Self Defense - How To Successfully Evade A Strike
One of the basic skills when you're learning the science of self-defense
, is the ability to defend against incoming strikes. In fact, in the 5 phases that an attack and defense scenario progresses through, this ability to neutralize the effect of the attack he's throwing at you takes place in phase 2. When we think about defending or neutralizing the force of his attack, many options are available. This article focuses on the option of evasion.
If you were to take a close look at several different martial arts or self defense systems, you would find just as many different ideas about what to do when an opponent is attacking with a punch. This is partly the reason that everyone is so focused on "style" and which one is best.
There are generally 4 different options for evading or dealing with a punch. In a defensive situation, you could:
1) Hold your ground and use "ducking" or covering actions which cause the punch to miss its mark while leaving you in a position to crush the assailant's attack.
2) Use long-range, defensive footwork which pulls you back and away from the attack at a safe angle - bladed and covered just outside his reach. This makes it very difficult for him to reach you easily without doing extra work.
3) Move directly forward into the safe space that is created by his strike. This committed action takes the fight to him while he is busy missing with his own punch.
4) Employ light, evasive, shifts of the body to slip his punch, while simultaneously flanking him. In one movement, you simultaneously avoid his attack, disrupt his initial strategy, and trap him in a position where he can't get at you because of your relative position to him.
Again, if you were to compare the different conventional approaches to self defense, as-well-as the more well-known and conventional martial arts, you would find that each favors one of the above strategies over all others. You would find that:
Self-defense classes tend to be stand-in-one-place-and-apply-the-technique-with-strength strategy.

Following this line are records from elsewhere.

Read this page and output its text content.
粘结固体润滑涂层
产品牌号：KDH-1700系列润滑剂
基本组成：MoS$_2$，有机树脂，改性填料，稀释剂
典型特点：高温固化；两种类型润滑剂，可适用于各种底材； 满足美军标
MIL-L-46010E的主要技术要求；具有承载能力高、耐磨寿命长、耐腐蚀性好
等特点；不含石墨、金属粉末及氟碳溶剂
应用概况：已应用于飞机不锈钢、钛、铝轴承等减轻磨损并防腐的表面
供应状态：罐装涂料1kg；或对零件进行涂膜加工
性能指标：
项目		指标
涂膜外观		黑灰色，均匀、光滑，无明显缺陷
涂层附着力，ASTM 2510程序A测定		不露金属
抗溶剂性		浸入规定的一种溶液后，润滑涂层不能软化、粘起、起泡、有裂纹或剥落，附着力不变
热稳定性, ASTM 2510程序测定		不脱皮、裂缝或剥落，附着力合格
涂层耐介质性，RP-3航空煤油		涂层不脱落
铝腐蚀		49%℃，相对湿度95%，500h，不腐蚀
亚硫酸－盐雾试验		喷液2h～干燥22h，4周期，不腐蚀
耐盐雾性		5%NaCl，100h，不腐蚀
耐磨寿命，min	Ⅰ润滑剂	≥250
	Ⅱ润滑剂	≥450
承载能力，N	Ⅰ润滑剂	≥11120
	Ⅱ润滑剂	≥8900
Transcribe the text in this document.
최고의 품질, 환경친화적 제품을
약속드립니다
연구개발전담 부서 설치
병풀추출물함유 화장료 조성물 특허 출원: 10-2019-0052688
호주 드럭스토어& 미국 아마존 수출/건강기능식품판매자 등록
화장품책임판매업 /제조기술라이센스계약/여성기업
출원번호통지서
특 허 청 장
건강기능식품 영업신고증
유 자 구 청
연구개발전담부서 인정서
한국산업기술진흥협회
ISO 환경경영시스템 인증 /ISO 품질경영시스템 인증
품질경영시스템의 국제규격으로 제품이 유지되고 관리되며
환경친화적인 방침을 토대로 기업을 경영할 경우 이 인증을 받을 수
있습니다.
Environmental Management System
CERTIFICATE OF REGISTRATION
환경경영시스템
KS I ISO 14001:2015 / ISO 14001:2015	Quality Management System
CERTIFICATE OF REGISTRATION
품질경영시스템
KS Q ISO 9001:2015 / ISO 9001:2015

Jujitsu and some styles of karate use the defensive back-peddling and counter approach.
Tae Kwon Do, other forms of karate, and the "Adrenal Response-based" self defense systems use the "get-em now!" Approach. And...
Aikido leans toward the evasive turns and trapping techniques.
There is a system that uses all of these strategies to give you a complete set of tools. This system is called EDR, or Emotion-based Defensive Response. EDR's basis is in the fact that your body and mind are driven by the emotional responses you have to different situations. And, by recognizing the validity of each of these responses, and training to be able to take advantage of each, you end up with many more options than you would get from the conventional approaches.